FOR MORE THAN AN HOUR! Helena timed it.
We traded dumb jokes back and forth and back and forth almost all the way to Parry Sound, 160 klicks south of Sudbury
Add this: Because of the audience, we kept our material
Disney clean.
I hope this next part doesn’t shock my kids but uncle Ed and I also know a few not-so-polite jokes. Like this one. “Hey
Ed! Did you hear about the flasher who almost retired but decided to stick it
out for another year?”
But the G-rated numbers we tossed about in the van represented such a microscopic percent of
our joke repertoire, I’m pretty sure that if we flung the joke gates wide open, we could
have kept it up til we hit Patagonia.
It’s not just me and Ed.
My whole family’s like that. The more I think about it, the more I realize
that wherever two or more Carters meet, they don’t converse as much as compete.
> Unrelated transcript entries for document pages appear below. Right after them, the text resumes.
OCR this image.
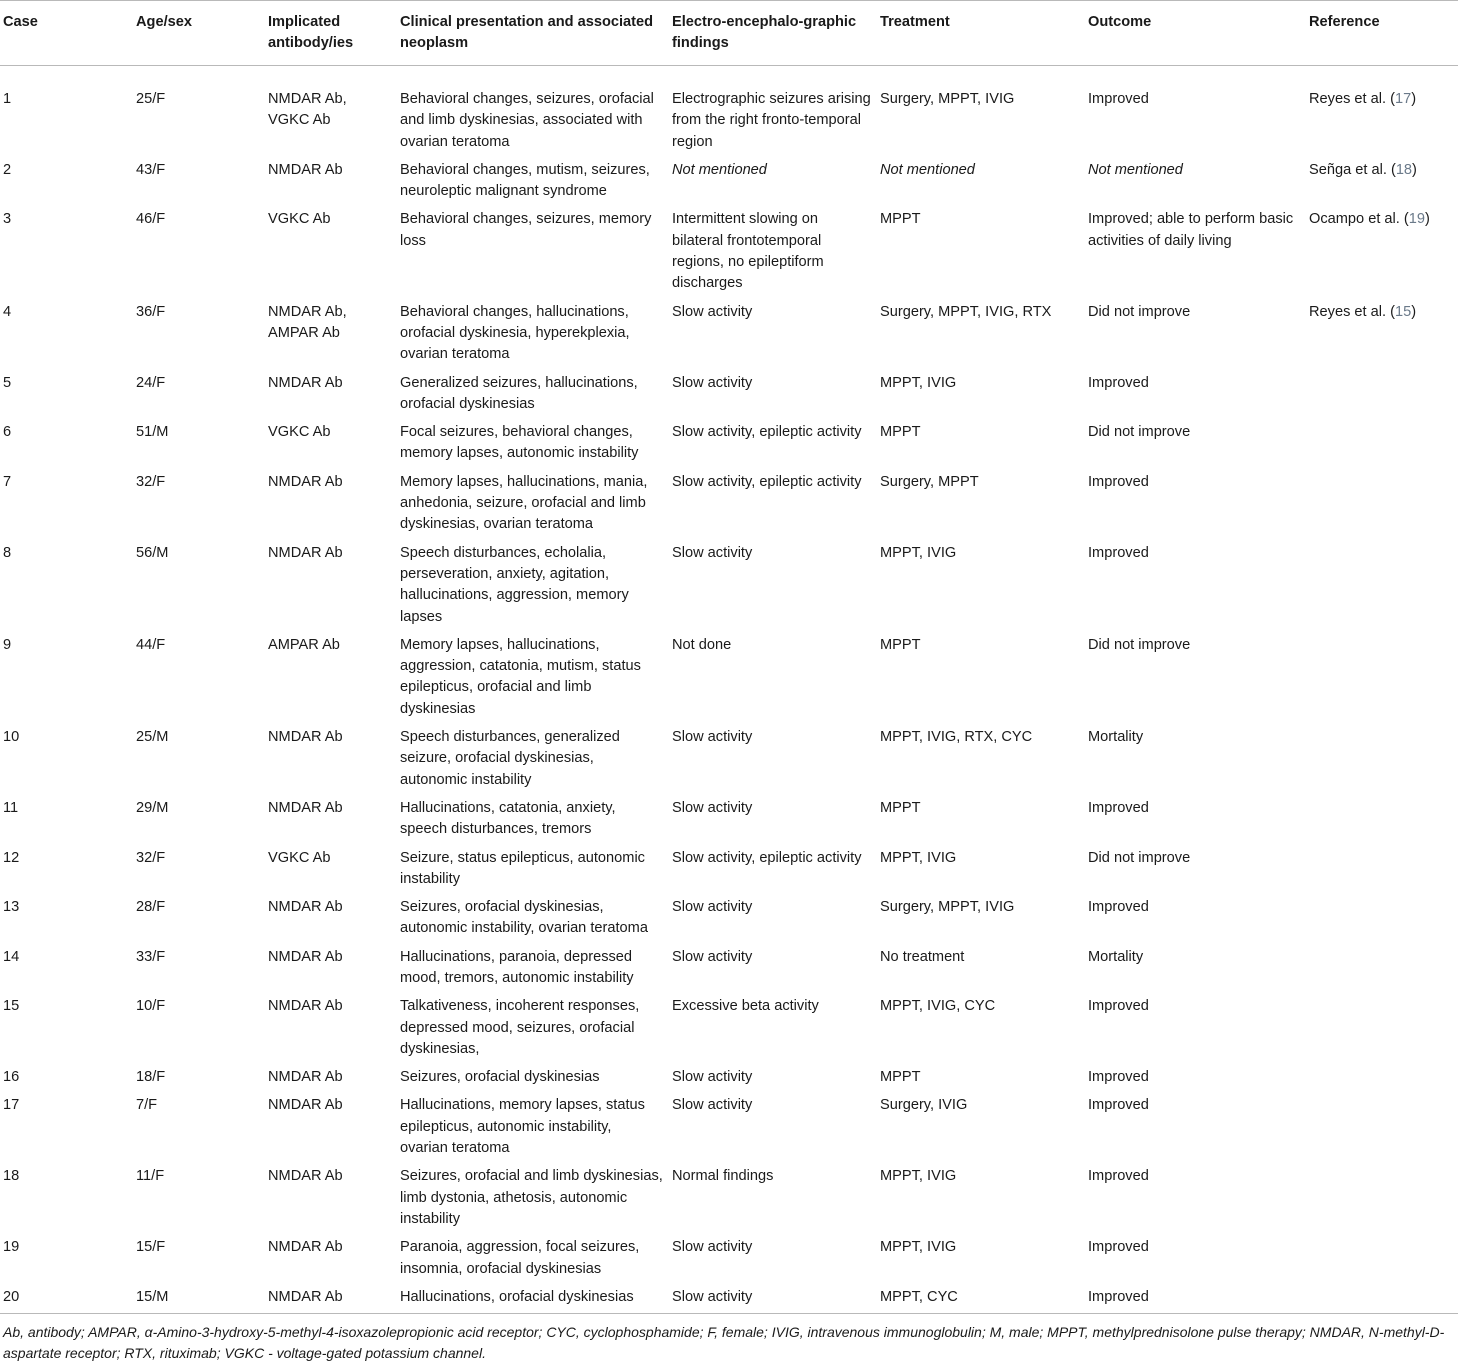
Case	Age/sex	Implicated antibody/ies	Clinical presentation and associated neoplasm	Electro-encephalo-graphic findings	Treatment	Outcome	Reference
1	25/F	NMDAR Ab, VGKC Ab	Behavioral changes, seizures, orofacial and limb dyskinesias, associated with ovarian teratoma	Electrographic seizures arising from the right fronto-temporal region	Surgery, MPPT, IVIG	Improved	Reyes et al. (17)
2	43/F	NMDAR Ab	Behavioral changes, mutism, seizures, neuroleptic malignant syndrome	Not mentioned	Not mentioned	Not mentioned	Señga et al. (18)
3	46/F	VGKC Ab	Behavioral changes, seizures, memory loss	Intermittent slowing on bilateral frontotemporal regions, no epileptiform discharges	MPPT	Improved; able to perform basic activities of daily living	Ocampo et al. (19)
4	36/F	NMDAR Ab, AMPAR Ab	Behavioral changes, hallucinations, orofacial dyskinesia, hyperekplexia, ovarian teratoma	Slow activity	Surgery, MPPT, IVIG, RTX	Did not improve	Reyes et al. (15)
5	24/F	NMDAR Ab	Generalized seizures, hallucinations, orofacial dyskinesias	Slow activity	MPPT, IVIG	Improved	
6	51/M	VGKC Ab	Focal seizures, behavioral changes, memory lapses, autonomic instability	Slow activity, epileptic activity	MPPT	Did not improve	
7	32/F	NMDAR Ab	Memory lapses, hallucinations, mania, anhedonia, seizure, orofacial and limb dyskinesias, ovarian teratoma	Slow activity, epileptic activity	Surgery, MPPT	Improved	
8	56/M	NMDAR Ab	Speech disturbances, echolalia, perseveration, anxiety, agitation, hallucinations, aggression, memory lapses	Slow activity	MPPT, IVIG	Improved	
9	44/F	AMPAR Ab	Memory lapses, hallucinations, aggression, catatonia, mutism, status epilepticus, orofacial and limb dyskinesias	Not done	MPPT	Did not improve	
10	25/M	NMDAR Ab	Speech disturbances, generalized seizure, orofacial dyskinesias, autonomic instability	Slow activity	MPPT, IVIG, RTX, CYC	Mortality	
11	29/M	NMDAR Ab	Hallucinations, catatonia, anxiety, speech disturbances, tremors	Slow activity	MPPT	Improved	
12	32/F	VGKC Ab	Seizure, status epilepticus, autonomic instability	Slow activity, epileptic activity	MPPT, IVIG	Did not improve	
13	28/F	NMDAR Ab	Seizures, orofacial dyskinesias, autonomic instability, ovarian teratoma	Slow activity	Surgery, MPPT, IVIG	Improved	
14	33/F	NMDAR Ab	Hallucinations, paranoia, depressed mood, tremors, autonomic instability	Slow activity	No treatment	Mortality	
15	10/F	NMDAR Ab	Talkativeness, incoherent responses, depressed mood, seizures, orofacial dyskinesias,	Excessive beta activity	MPPT, IVIG, CYC	Improved	
16	18/F	NMDAR Ab	Seizures, orofacial dyskinesias	Slow activity	MPPT	Improved	
17	7/F	NMDAR Ab	Hallucinations, memory lapses, status epilepticus, autonomic instability, ovarian teratoma	Slow activity	Surgery, IVIG	Improved	
18	11/F	NMDAR Ab	Seizures, orofacial and limb dyskinesias, limb dystonia, athetosis, autonomic instability	Normal findings	MPPT, IVIG	Improved	
19	15/F	NMDAR Ab	Paranoia, aggression, focal seizures, insomnia, orofacial dyskinesias	Slow activity	MPPT, IVIG	Improved	
20	15/M	NMDAR Ab	Hallucinations, orofacial dyskinesias	Slow activity	MPPT, CYC	Improved	
Ab, antibody; AMPAR, α-Amino-3-hydroxy-5-methyl-4-isoxazolepropionic acid receptor; CYC, cyclophosphamide; F, female; IVIG, intravenous immunoglobulin; M, male; MPPT, methylprednisolone pulse therapy; NMDAR, N-methyl-D-aspartate receptor; RTX, rituximab; VGKC - voltage-gated potassium channel.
On Planet Carter, jokes are as important as air. Remember a baker’s dozen paragraphs ago I
mentioned the Sudbury house we grew up in? It had books in every room including the two johns, on every
shelf and of every variety: novels, history books, Classic Comics (the only place I ever
really read the real classics, btw,) nursing books with pictures of naked people, Readers’ Digest Condensed
Collections, books about saints and miracles, and last and in a class of their own, “joke” books.
Books given over entirely to jokes meant for telling. Do
they even print books like this anymore?
One I recall specifically was “New Newfie Jokes.” Clearly
there is a earlier version with old ones. Were there like, thousands of Newfie jokes or what?
We had collections of Catholic jokes, Irish jokes and at least one compendium of Henny Youngman one-liners though I bet this kind of book has never been called a compendium before. (Youngman’s jokes are like this: “Doctor says to patient in
hospital. ‘Bad news. We had to amputate your feet. Good news is, guy in the
next bed wants to buy your shoes.’")
No wonder we know so many jokes. They were in the very air we breathed. (Very air. How close to derriere is that? Where's Ed when I need him?)
I just thought of something. Remember I described how
joke-filled that one drive from Sudbury to Toronto was? It just occured to me that all road trips with Eddie are
like that.
Him and me, swapping dumb jokes we learned at our mother’s
knee.
What a horrible waste of human brains.